Inheritance Tax - Why Pay It?

Inheritance Tax - Why Pay It?

Steven Ritchie, Financial Adviser provides an insight in to Inheritance Tax planning to ensure that your family and loved ones are protected.

Steven Ritchie, Financial Adviser provides an insight in to Inheritance Tax planning to ensure that your family and loved ones are protected.

What is Inheritance Tax?

Inheritance tax is a one-off tax on money or assets you leave behind when you die and on some gifts you make during your lifetime.  On death, a certain amount can be passed on tax-free, we call this the tax free allowance. This is also known as the ‘nil rate band’ and for the 2013/14 tax year, this remains at £325,000. This allowance has remained the same since 2010/11 and will stay frozen until at least 2017.

Thresholds & Rates

If you are single and die during this tax year (2013/14) with an estate worth more than £325,000 (including money, investments and property less any debts/expenses) then 40% tax will become payable on anything above the £325,000. 
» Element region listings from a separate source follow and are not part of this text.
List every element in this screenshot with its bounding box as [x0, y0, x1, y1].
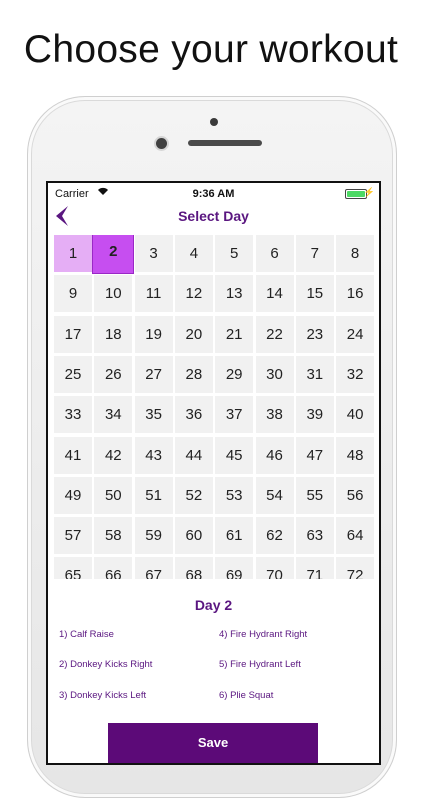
day-cell-22[interactable]: 22: [255, 315, 294, 353]
day-cell-70[interactable]: 70: [255, 557, 294, 579]
day-cell-44[interactable]: 44: [174, 436, 213, 474]
earpiece-speaker: [188, 140, 262, 146]
charging-icon: ⚡: [363, 187, 375, 197]
day-cell-72[interactable]: 72: [336, 557, 375, 579]
day-cell-33[interactable]: 33: [54, 396, 92, 434]
day-cell-10[interactable]: 10: [94, 275, 133, 313]
day-cell-7[interactable]: 7: [295, 235, 334, 272]
day-cell-3[interactable]: 3: [134, 235, 173, 272]
day-cell-5[interactable]: 5: [215, 235, 254, 272]
day-cell-62[interactable]: 62: [255, 517, 294, 555]
headline: Choose your workout: [23, 28, 399, 71]
day-cell-35[interactable]: 35: [134, 396, 173, 434]
day-cell-50[interactable]: 50: [94, 476, 133, 514]
day-cell-69[interactable]: 69: [215, 557, 254, 579]
day-cell-18[interactable]: 18: [94, 315, 133, 353]
day-cell-68[interactable]: 68: [174, 557, 213, 579]
nav-bar: Select Day: [48, 203, 379, 231]
day-cell-2[interactable]: 2: [92, 235, 135, 274]
day-cell-4[interactable]: 4: [174, 235, 213, 272]
day-cell-30[interactable]: 30: [255, 355, 294, 393]
day-cell-20[interactable]: 20: [174, 315, 213, 353]
day-title: Day 2: [194, 597, 233, 613]
phone-screen: Carrier 9:36 AM ⚡ Select Day 1 2 3 4 5 6 7 8 9 10…: [46, 181, 381, 765]
day-cell-36[interactable]: 36: [174, 396, 213, 434]
day-cell-32[interactable]: 32: [336, 355, 375, 393]
day-cell-27[interactable]: 27: [134, 355, 173, 393]
day-cell-56[interactable]: 56: [336, 476, 375, 514]
day-cell-40[interactable]: 40: [336, 396, 375, 434]
save-button[interactable]: Save: [108, 723, 318, 763]
nav-title: Select Day: [178, 208, 249, 224]
day-cell-58[interactable]: 58: [94, 517, 133, 555]
day-cell-37[interactable]: 37: [215, 396, 254, 434]
day-cell-17[interactable]: 17: [54, 315, 92, 353]
day-cell-8[interactable]: 8: [336, 235, 375, 272]
day-cell-45[interactable]: 45: [215, 436, 254, 474]
day-cell-16[interactable]: 16: [336, 275, 375, 313]
day-cell-39[interactable]: 39: [295, 396, 334, 434]
day-cell-12[interactable]: 12: [174, 275, 213, 313]
day-cell-9[interactable]: 9: [54, 275, 92, 313]
day-cell-31[interactable]: 31: [295, 355, 334, 393]
exercise-item: 2) Donkey Kicks Right: [59, 659, 153, 670]
day-cell-29[interactable]: 29: [215, 355, 254, 393]
day-cell-23[interactable]: 23: [295, 315, 334, 353]
day-cell-19[interactable]: 19: [134, 315, 173, 353]
day-cell-60[interactable]: 60: [174, 517, 213, 555]
day-grid: 1 2 3 4 5 6 7 8 9 10 11 12 13 14 15 16 17 18 19 20 21 22 23 24 2…: [54, 235, 379, 579]
day-cell-42[interactable]: 42: [94, 436, 133, 474]
exercise-item: 6) Plie Squat: [219, 690, 274, 701]
day-detail-panel: Day 2 1) Calf Raise 2) Donkey Kicks Righ…: [48, 579, 379, 763]
day-cell-64[interactable]: 64: [336, 517, 375, 555]
exercise-item: 3) Donkey Kicks Left: [59, 690, 147, 701]
day-cell-1[interactable]: 1: [54, 235, 92, 272]
day-cell-71[interactable]: 71: [295, 557, 334, 579]
day-cell-59[interactable]: 59: [134, 517, 173, 555]
day-cell-28[interactable]: 28: [174, 355, 213, 393]
status-time: 9:36 AM: [192, 188, 235, 200]
exercise-item: 1) Calf Raise: [59, 629, 114, 640]
status-bar: Carrier 9:36 AM ⚡: [48, 183, 379, 203]
day-cell-26[interactable]: 26: [94, 355, 133, 393]
day-cell-47[interactable]: 47: [295, 436, 334, 474]
day-cell-41[interactable]: 41: [54, 436, 92, 474]
day-cell-14[interactable]: 14: [255, 275, 294, 313]
day-cell-21[interactable]: 21: [215, 315, 254, 353]
day-cell-51[interactable]: 51: [134, 476, 173, 514]
day-cell-46[interactable]: 46: [255, 436, 294, 474]
day-cell-6[interactable]: 6: [255, 235, 294, 272]
day-cell-66[interactable]: 66: [94, 557, 133, 579]
day-cell-63[interactable]: 63: [295, 517, 334, 555]
day-cell-53[interactable]: 53: [215, 476, 254, 514]
day-cell-38[interactable]: 38: [255, 396, 294, 434]
day-cell-34[interactable]: 34: [94, 396, 133, 434]
day-cell-25[interactable]: 25: [54, 355, 92, 393]
day-cell-55[interactable]: 55: [295, 476, 334, 514]
exercise-item: 5) Fire Hydrant Left: [219, 659, 301, 670]
day-cell-49[interactable]: 49: [54, 476, 92, 514]
front-camera: [156, 138, 167, 149]
day-cell-24[interactable]: 24: [336, 315, 375, 353]
day-cell-52[interactable]: 52: [174, 476, 213, 514]
day-cell-43[interactable]: 43: [134, 436, 173, 474]
day-cell-61[interactable]: 61: [215, 517, 254, 555]
proximity-sensor: [210, 118, 218, 126]
day-cell-13[interactable]: 13: [215, 275, 254, 313]
day-cell-48[interactable]: 48: [336, 436, 375, 474]
day-cell-57[interactable]: 57: [54, 517, 92, 555]
day-cell-11[interactable]: 11: [134, 275, 173, 313]
day-cell-15[interactable]: 15: [295, 275, 334, 313]
day-cell-67[interactable]: 67: [134, 557, 173, 579]
day-cell-65[interactable]: 65: [54, 557, 92, 579]
day-cell-54[interactable]: 54: [255, 476, 294, 514]
exercise-item: 4) Fire Hydrant Right: [219, 629, 308, 640]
Married Couples & Civil Partners

If you are married or have a civil partner, you are allowed to pass your assets to each other tax-free and, since October 2007, the surviving partner is now allowed to use both tax-free allowances. This effectively doubles the amount the surviving partner can leave behind tax-free (assuming none of the IHT allowance was used on first death) without the need for tax planning.  So joint assets in excess of £650,000 will be taxed at 40% in this case.

There are however a number of ways to reduce the amount of Inheritance Tax your family will have to pay after you have gone:-


Rather than waiting until you are dead to pass on your assets, you might want to dispose of some of them while you are still alive. There are lots of gifts you can make which can reduce the value of your estate.
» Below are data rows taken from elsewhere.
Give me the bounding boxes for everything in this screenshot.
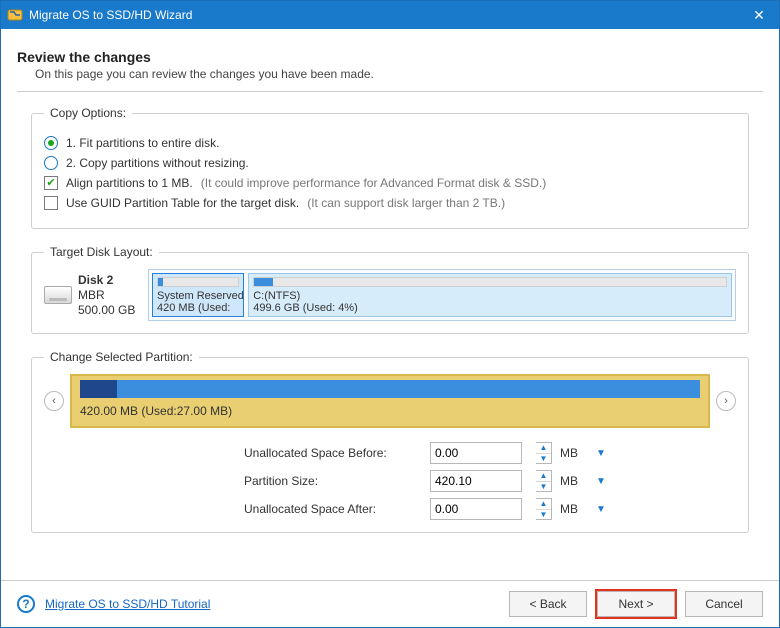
titlebar: Migrate OS to SSD/HD Wizard ✕: [1, 1, 779, 29]
unalloc-after-unit-dropdown[interactable]: ▼: [592, 504, 610, 515]
radio-copy-no-resize[interactable]: [44, 156, 58, 170]
partition-size-spinner[interactable]: ▲▼: [536, 470, 552, 492]
partition-size-unit-dropdown[interactable]: ▼: [592, 476, 610, 487]
disk-type: MBR: [78, 288, 135, 303]
unalloc-before-spinner[interactable]: ▲▼: [536, 442, 552, 464]
checkbox-align-1mb[interactable]: [44, 176, 58, 190]
checkbox-align-label: Align partitions to 1 MB.: [66, 176, 193, 190]
change-selected-partition-group: Change Selected Partition: ‹ 420.00 MB (…: [31, 350, 749, 533]
unalloc-before-label: Unallocated Space Before:: [244, 446, 424, 460]
unalloc-before-input[interactable]: [430, 442, 522, 464]
unalloc-before-unit-dropdown[interactable]: ▼: [592, 448, 610, 459]
unalloc-after-unit: MB: [560, 502, 586, 516]
unalloc-after-input[interactable]: [430, 498, 522, 520]
page-subtitle: On this page you can review the changes …: [35, 67, 763, 81]
app-icon: [7, 7, 23, 23]
page-title: Review the changes: [17, 49, 763, 65]
next-button[interactable]: Next >: [597, 591, 675, 617]
partition-prev-button[interactable]: ‹: [44, 391, 64, 411]
partition-size-field-label: Partition Size:: [244, 474, 424, 488]
cancel-button[interactable]: Cancel: [685, 591, 763, 617]
disk-name: Disk 2: [78, 273, 135, 288]
target-disk-layout-group: Target Disk Layout: Disk 2 MBR 500.00 GB…: [31, 245, 749, 334]
partition-size-slider[interactable]: 420.00 MB (Used:27.00 MB): [70, 374, 710, 428]
disk-info: Disk 2 MBR 500.00 GB: [44, 269, 144, 321]
close-button[interactable]: ✕: [739, 1, 779, 29]
checkbox-gpt-label: Use GUID Partition Table for the target …: [66, 196, 299, 210]
partition-sub: 420 MB (Used:: [157, 302, 239, 314]
tutorial-link[interactable]: Migrate OS to SSD/HD Tutorial: [45, 597, 210, 611]
partition-c[interactable]: C:(NTFS) 499.6 GB (Used: 4%): [248, 273, 732, 317]
unalloc-after-spinner[interactable]: ▲▼: [536, 498, 552, 520]
partition-name: System Reserved: [157, 290, 239, 302]
partition-size-input[interactable]: [430, 470, 522, 492]
copy-options-group: Copy Options: 1. Fit partitions to entir…: [31, 106, 749, 229]
change-selected-partition-legend: Change Selected Partition:: [44, 350, 199, 364]
footer: ? Migrate OS to SSD/HD Tutorial < Back N…: [1, 580, 779, 627]
partition-next-button[interactable]: ›: [716, 391, 736, 411]
help-icon[interactable]: ?: [17, 595, 35, 613]
radio-copy-label: 2. Copy partitions without resizing.: [66, 156, 249, 170]
partition-size-label: 420.00 MB (Used:27.00 MB): [80, 404, 700, 418]
disk-size: 500.00 GB: [78, 303, 135, 318]
target-disk-layout-legend: Target Disk Layout:: [44, 245, 159, 259]
partition-name: C:(NTFS): [253, 290, 727, 302]
disk-icon: [44, 286, 72, 304]
radio-fit-entire-disk[interactable]: [44, 136, 58, 150]
copy-options-legend: Copy Options:: [44, 106, 132, 120]
unalloc-before-unit: MB: [560, 446, 586, 460]
radio-fit-label: 1. Fit partitions to entire disk.: [66, 136, 219, 150]
partition-sub: 499.6 GB (Used: 4%): [253, 302, 727, 314]
checkbox-gpt[interactable]: [44, 196, 58, 210]
divider: [17, 91, 763, 92]
partition-container: System Reserved 420 MB (Used: C:(NTFS) 4…: [148, 269, 736, 321]
window-title: Migrate OS to SSD/HD Wizard: [29, 8, 739, 22]
unalloc-after-label: Unallocated Space After:: [244, 502, 424, 516]
partition-size-unit: MB: [560, 474, 586, 488]
back-button[interactable]: < Back: [509, 591, 587, 617]
checkbox-align-note: (It could improve performance for Advanc…: [201, 176, 546, 190]
partition-system-reserved[interactable]: System Reserved 420 MB (Used:: [152, 273, 244, 317]
checkbox-gpt-note: (It can support disk larger than 2 TB.): [307, 196, 505, 210]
• You can give away as much as you want, to anyone you want, in the form of "potentially exempt transfers". As the name suggests, these are only potentially exempt from Inheritance Tax.  Under the rules, if you live for seven years after making them they are exempt; if you die within seven years then they will be added to your estate and, if the estate is worth over £325,000, the gift will attract some tax.

• The use of trusts can often soften the blow of giving away money offering possible access to funds or income for life whilst still allowing some protection from possible Inheritance Tax in the future.

• Specialist Inheritance Tax investment plans can see assets being out of your estate after only two years but you still retain control of the funds and enjoy income from them.  A very quick but flexible way of reducing Inheritance Tax as long as you are clear about what you are investing in.

• You could accept the Inland Revenue are going to get their money but an insurance company will pay it.  A number of life assurance plans may be effective for reducing or mitigating an Inheritance Tax bill, however, cost and health have to be considered.

You can also give away up to £3,000 in each tax year (annual allowance) without it being included in your estate when you die. Other small gifts can be made which are immediately exempt but in reality these normally have minimal impact on most estates which qualify for Inheritance Tax charges. A lesser used allowance is gifting from regular income which for clients who have high pension levels in retirement and low expenditure can offer immediate exemption on an annual basis for qualifying funds.  A very quick and simple way of reducing Inheritance Tax bills where appropriate. 

Paying IHT

The tax due on an estate is calculated by the executors of the will and must include all assets and relevant gifts made within the last seven years. The executors must then pay the tax due within 6 months of when the person died.

Raising the money to pay this tax bill could mean cashing in any savings accounts held by the deceased, and/or selling some of the assets. If money is tied up in property you can arrange for the tax bill to be paid by monthly instalments over 10 years, however, interest will be added to the bill.

Best Option?

Prevention is better than cure!

All too often we have clients saying "if only I had done this sooner" and of course the client is right.

This can be a complicated subject but in most cases the means of mitigating possible Inheritance Tax can be quite straightforward as long as time is on your side so take professional Independent Financial advice at an early stage and potentially see your family benefit and the tax man lose out as doing nothing will almost certainly see the opposite happen.